Recipes
Welcome to the SMDT recipes collection. Every dataset goes through roughly the same journey: ingest raw platform exports into a standardized database, optionally enrich and protect that data, then analyze it. The recipes below are ordered to match that journey — read them in order the first time through, or jump straight to whichever step you need.
Start Here
New to SMDT? Start with Getting Started — it verifies your installation, configures your database connection, and runs your first standardizer. Every other recipe assumes you've done this.
1. Ingest & Verify Your Data
Bring raw platform exports into SMDT's standardized schema, then check the result before building on top of it.
- Using Ingestion Pipelines — the core pipeline system: discovering files, batching database inserts, and handling errors at scale.
- Standardizing Twitter API v2 Data — a complete, concrete walkthrough using
TwitterV2Standardizerend to end. - Using the Database Inspector — sanity-check what you just ingested: row counts, per-column completeness, and enum distributions, before you rely on the data for anything else.
2. Enrich Your Data
Add computed features to posts you've already ingested — sentiment, toxicity, language, embeddings, or any custom signal.

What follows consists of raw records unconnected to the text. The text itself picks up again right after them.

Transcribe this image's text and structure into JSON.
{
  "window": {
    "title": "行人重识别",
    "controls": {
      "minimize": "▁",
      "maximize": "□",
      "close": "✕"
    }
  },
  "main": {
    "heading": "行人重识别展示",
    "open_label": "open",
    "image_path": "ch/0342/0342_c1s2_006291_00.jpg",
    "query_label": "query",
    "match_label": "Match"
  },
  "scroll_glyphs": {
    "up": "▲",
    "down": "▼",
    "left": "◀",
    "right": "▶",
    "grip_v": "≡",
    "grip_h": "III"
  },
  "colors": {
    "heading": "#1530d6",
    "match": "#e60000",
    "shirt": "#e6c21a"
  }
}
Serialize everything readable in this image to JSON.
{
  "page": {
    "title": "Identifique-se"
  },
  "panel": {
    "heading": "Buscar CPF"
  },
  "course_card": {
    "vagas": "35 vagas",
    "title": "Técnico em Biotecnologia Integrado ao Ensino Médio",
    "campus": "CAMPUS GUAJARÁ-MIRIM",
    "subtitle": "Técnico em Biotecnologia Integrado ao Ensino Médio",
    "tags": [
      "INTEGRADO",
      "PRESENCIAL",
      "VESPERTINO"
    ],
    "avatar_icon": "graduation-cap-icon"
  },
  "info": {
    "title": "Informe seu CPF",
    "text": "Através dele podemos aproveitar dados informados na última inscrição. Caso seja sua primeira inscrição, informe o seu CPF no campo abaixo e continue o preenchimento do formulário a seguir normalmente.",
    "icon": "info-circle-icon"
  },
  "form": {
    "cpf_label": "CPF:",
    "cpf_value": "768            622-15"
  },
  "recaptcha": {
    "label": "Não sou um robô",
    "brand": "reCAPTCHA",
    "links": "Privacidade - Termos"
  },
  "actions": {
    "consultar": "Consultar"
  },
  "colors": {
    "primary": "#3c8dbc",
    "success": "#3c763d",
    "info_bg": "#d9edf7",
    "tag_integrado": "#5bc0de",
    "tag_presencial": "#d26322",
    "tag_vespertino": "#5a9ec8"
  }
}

- NLP Enrichment with LLMs — configure local (Ollama, Hugging Face) or hosted (OpenAI, Anthropic, Gemini) models for tasks like sentiment analysis, toxicity detection, and topic classification, including the built-in privacy layer for hosted providers.
3. Protect & Share Your Data
Before sharing a dataset outside your team, pseudonymize identifiers and redact free text.
- Pseudonymization — hash identifiers and redact sensitive text with configurable policies, detect broader PII with the optional Presidio-based engine, and handle GDPR erasure requests.
4. Analyze Your Data
Turn standardized (and optionally enriched/protected) data into networks and cross-dataset insight.
- Network Construction — build entity co-occurrence, bipartite, and user-interaction graphs over a time window.
- Temporal Networks — extract how interactions evolve over time (e.g. weekly retweet graphs) for tools like Gephi or NetworkX.
- Cross-Platform Analysis (MultiStore) — attach multiple per-dataset databases into one DuckDB connection and join/union across them with plain SQL.
Advanced & Reference
Read these only if you need them — they extend SMDT rather than continue the core journey above.
- Building a Custom Standardizer — map a new, unsupported data source into SMDT's schema.
- Building a Custom Enricher — write your own enricher from scratch, step by step.